Man Wanted. It’s one of those titles that makes me wish I kept a film diary simply because it’s so generic and familiar. Writing about it here should keep it fresh in my mind.
I found Man Wanted on a disc I had made containing a few other titles, one of which being the one I had originally intended to watch upon settling in that night. But that title bugged me (had I seen it already or not?) and the 1932 release date intrigued me (I’ve probably written about more movies from 1932 than any other year), so I figured I’d at least check the credits and see if they made Man Wanted more familiar to me.
Kay Francis. David Manners. Una Merkel, Andy Devine and, ooh, Claire Dodd. I couldn’t recall seeing this combo together in anything. So I forgot about the other movie and just let this one play.

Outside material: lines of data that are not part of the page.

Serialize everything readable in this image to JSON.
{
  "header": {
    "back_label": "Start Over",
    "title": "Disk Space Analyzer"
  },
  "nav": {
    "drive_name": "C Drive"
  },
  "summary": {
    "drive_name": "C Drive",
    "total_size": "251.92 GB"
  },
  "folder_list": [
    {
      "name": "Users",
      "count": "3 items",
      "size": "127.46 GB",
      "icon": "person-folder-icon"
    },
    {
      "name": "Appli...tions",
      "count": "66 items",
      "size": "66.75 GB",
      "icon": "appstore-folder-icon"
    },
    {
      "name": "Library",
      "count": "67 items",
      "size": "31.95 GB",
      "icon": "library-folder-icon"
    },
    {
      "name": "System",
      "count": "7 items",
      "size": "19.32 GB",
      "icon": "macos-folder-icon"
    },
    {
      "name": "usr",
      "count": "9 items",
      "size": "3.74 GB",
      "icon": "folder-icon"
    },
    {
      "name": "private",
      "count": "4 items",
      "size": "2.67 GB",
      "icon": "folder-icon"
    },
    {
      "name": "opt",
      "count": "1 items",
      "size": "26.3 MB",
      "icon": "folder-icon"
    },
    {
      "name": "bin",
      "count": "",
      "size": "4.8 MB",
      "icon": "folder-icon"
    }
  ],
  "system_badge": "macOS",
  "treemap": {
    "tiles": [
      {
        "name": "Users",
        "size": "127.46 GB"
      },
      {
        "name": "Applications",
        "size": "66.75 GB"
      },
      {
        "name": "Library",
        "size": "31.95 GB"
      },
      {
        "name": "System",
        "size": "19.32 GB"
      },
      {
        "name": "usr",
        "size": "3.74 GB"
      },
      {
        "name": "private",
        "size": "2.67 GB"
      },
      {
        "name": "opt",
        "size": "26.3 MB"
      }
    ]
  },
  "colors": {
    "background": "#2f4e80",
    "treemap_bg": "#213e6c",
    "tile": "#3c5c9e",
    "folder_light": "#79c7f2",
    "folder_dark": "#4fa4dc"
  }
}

(By the way, Robert Greig isn't actually in Man Wanted. IMDb states that his scenes were deleted.)
The movie opens in the offices of an exclusive magazine called the 400. Kay Francis is the editor and Andy Devine is trying to get into her office to sell her a rowing machine. By appointment.
Character actress Elizabeth Patterson (I Love Lucy’s Mrs. Trumble if you need a face) plays Kay’s secretary. Devine doesn’t get past the outer office.
He heads back to the shop and talks over the experience with co-worker and roommate David Manners. Their boss, Edward Van Sloan, enters and, in a moment about as far from Dracula (1931) as you can get, hands the 400 sales job over to Manners. Manners is soon exchanging flirty glances with Kay in her office. Well, it’s all Patterson can stand, she walks out and hard-nosed Kay tells her she can pick up her pay in the morning and then be on her way for good. Manners volunteers that he knows some shorthand and is soon taking notes for Kay.
Man Wanted is soon ringing a bell after Francis takes Manners on full time. With this hire a good deal of sexual tension comes to the office. Francis does her best to work through these sparks because she is already hitched to an amiable polo playing playboy husband (Kenneth Thomson), though he spends his time palling around with Claire Dodd at every turn. This is never good for any pre-Code marriage. Shed no tears for Manners because he has his own hands full outside of the office in the form of Una Merkel’s nagging daddy’s girl.
During Manners' first day at the 400 he takes a call from Merkel at Francis’ desk. Kay politely scolds him for receiving the personal call and suddenly it is no longer just the general situation of Man Wanted that feels familiar. I’ve seen this same scene play out before, quite recently in a movie I wrote about on the site, The Office Wife (1930), starring Lewis Stone and Dorothy Mackaill.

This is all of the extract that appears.